We have to wait and see to what extent the comments of the business associations will lead to adjustments of the changes planned according to the draft bill of the 17th amendment to the AWV. However, it is already clear that the transaction practice will be increasingly influenced by the restructured foreign trade law and confronted with considerable legal uncertainty. So far, there has been a lack of clear standards with regard to many of the provisions that have already been amended by the amendments to foreign trade law implemented in 2020. It is likely that the upcoming 17th amendment to the AWV will create further legal uncertainty. This is because, as things stand now, it will no longer even be possible to apply for a certificate of non-objection with regard to transactions subject to notification or in the event that a screening procedure has already been initiated pursuant to Section 55 (3) AWV (cf. Section 58 (3) AWV-E).

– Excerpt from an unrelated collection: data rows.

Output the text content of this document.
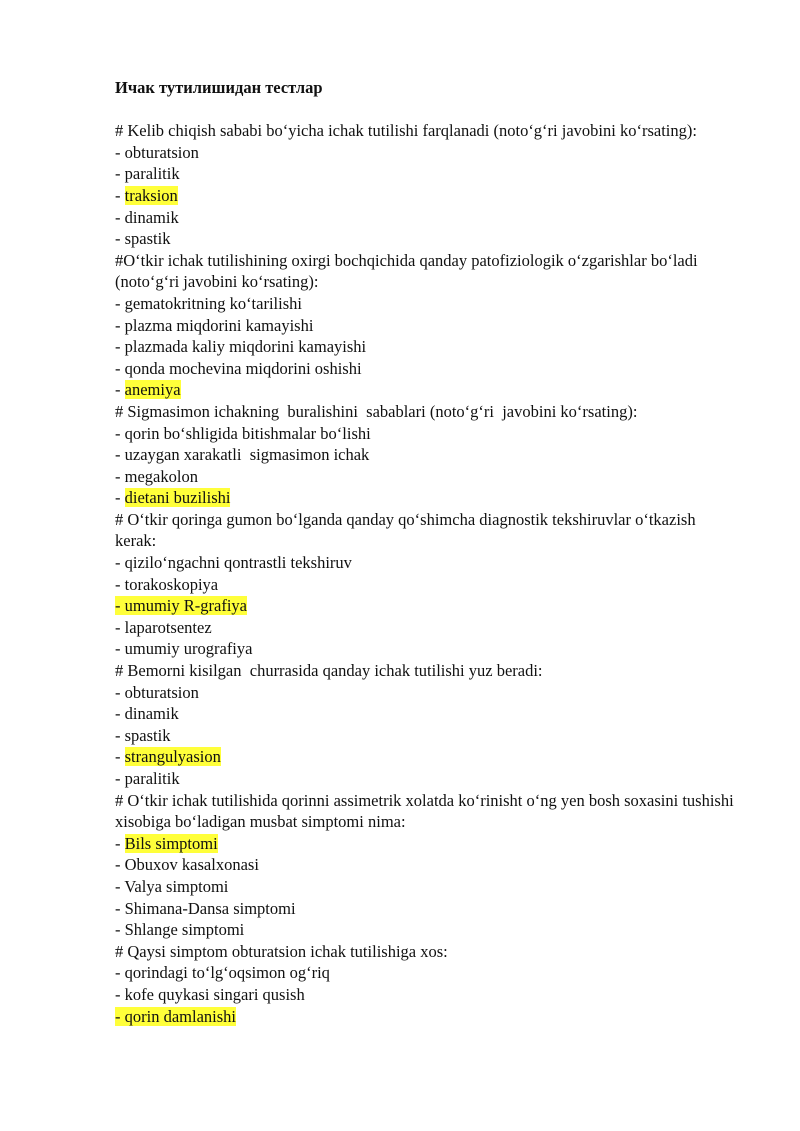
Ичак тутилишидан тестлар

# Kelib chiqish sababi bo‘yicha ichak tutilishi farqlanadi (noto‘g‘ri javobini ko‘rsating):

- obturatsion

- paralitik

- traksion

- dinamik

- spastik

#O‘tkir ichak tutilishining oxirgi bochqichida qanday patofiziologik o‘zgarishlar bo‘ladi (noto‘g‘ri javobini ko‘rsating):

- gematokritning ko‘tarilishi

- plazma miqdorini kamayishi

- plazmada kaliy miqdorini kamayishi

- qonda mochevina miqdorini oshishi

- anemiya

# Sigmasimon ichakning  buralishini  sabablari (noto‘g‘ri  javobini ko‘rsating):

- qorin bo‘shligida bitishmalar bo‘lishi

- uzaygan xarakatli  sigmasimon ichak

- megakolon

- dietani buzilishi

# O‘tkir qoringa gumon bo‘lganda qanday qo‘shimcha diagnostik tekshiruvlar o‘tkazish kerak:

- qizilo‘ngachni qontrastli tekshiruv

- torakoskopiya

- umumiy R-grafiya

- laparotsentez

- umumiy urografiya

# Bemorni kisilgan  churrasida qanday ichak tutilishi yuz beradi:

- obturatsion

- dinamik

- spastik

- strangulyasion

- paralitik

# O‘tkir ichak tutilishida qorinni assimetrik xolatda ko‘rinisht o‘ng yen bosh soxasini tushishi xisobiga bo‘ladigan musbat simptomi nima:

- Bils simptomi

- Obuxov kasalxonasi

- Valya simptomi

- Shimana-Dansa simptomi

- Shlange simptomi

# Qaysi simptom obturatsion ichak tutilishiga xos:

- qorindagi to‘lg‘oqsimon og‘riq

- kofe quykasi singari qusish

- qorin damlanishi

Hitherto, the application for a certificate of non-objection has been a suitable instrument for a company to obtain binding information from the BMWi more quickly in the course of a transaction. As this will no longer be possible, especially in the case of the acquisition of domestic companies from a particularly security-relevant sector, this will make the timing of the transaction considerably more difficult. Therefore, in the future, the parties involved in such a transaction will have to more precisely analyze the risks associated with the changes that have been made or are planned, in particular with regard to reporting obligations, the prohibition of execution combined with a criminal penalty and the timing of the transaction.